Rice University’s Dr. Jan E. Odegard recently added his voice to a growing chorus of HPC experts weighing in on the changing HPC landscape. As the featured speaker at the first Lunch’n Learn event put on by the Norwegian Consulate General in Houston, Odegard spoke about the inevitable death of Moore’s law and what it will mean to no longer have this exponential driving chip performance.
Since the invention of the integrated circuit in 1958, the computing industry has been making “diamonds” out of sand, observed Odegard, referring of course to silicon-based microchips. Moore’s law and Dennard scaling fueled five decades of smaller, faster and cheaper microelectronics, and delivered thousand-fold performance increases roughly every ten years, setting the stage for the information age and everything that goes along with it, from supercomputers to iPhones.

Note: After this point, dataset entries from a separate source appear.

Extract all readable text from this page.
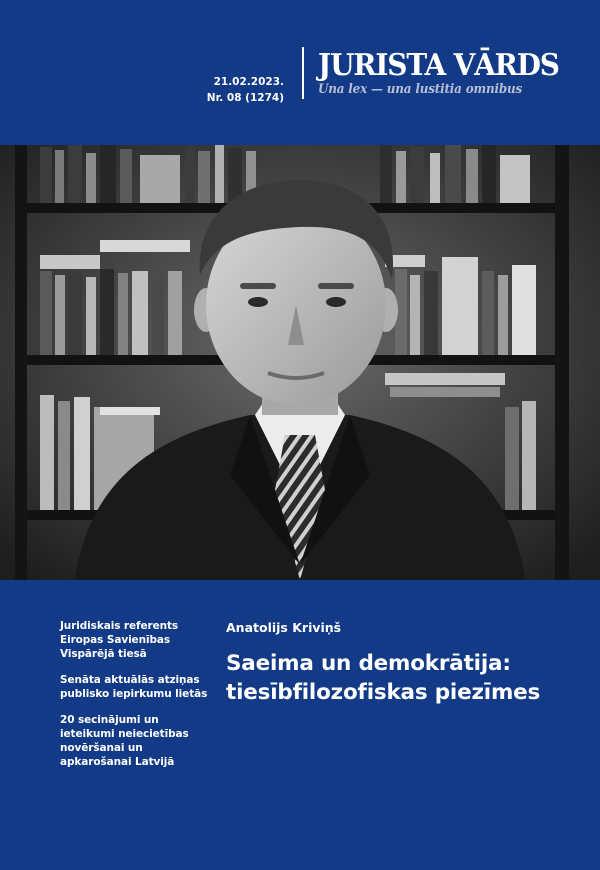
21.02.2023.
Nr. 08 (1274)
JURISTA VĀRDS
Una lex — una lustitia omnibus
Juridiskais referents Eiropas Savienības Vispārējā tiesā
Senāta aktuālās atziņas publisko iepirkumu lietās
20 secinājumi un ieteikumi neiecietības novēršanai un apkarošanai Latvijā
Anatolijs Kriviņš
Saeima un demokrātija: tiesībfilozofiskas piezīmes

But Moore’s law won’t last forever. Feature sizes are hitting the limits of feasibility from a physics, power and cost perspective. Dr. Odegard predicted that Moore’s law will only hold out for another three or four generations (6-8 years) using current fab techniques. Currently no replacement for silicon-based CMOS exists, but researchers are hot on the trail of candidates, including spintronics, nanotubes, graphene, and other exotic technologies.
Moore’s law created a “free lunch” situation, where performance increases were a matter of waiting for the next generation of chips. But chips aren’t the only place to exploit performance. Dr. Odegard reports that at Rice, where he is the executive director of the Ken Kennedy Institute for Information Technology, there is increased focus on better software and tools, and on system level optimizations. This is highly-skilled work, however, which explains why institutions like Rice are doubling-down on outreach and training efforts.
HPC is facing the backend of an exponential that has propelled five decades of progress. That’s a pretty big loss to overcome, but there’s also cause for optimism because innovation flourishes under adversity.
Dr. Odegard will also be speaking at the Rice University Oil and Gas High Performance Computing (OG HPC) Workshop, taking place March 4-5, 2015.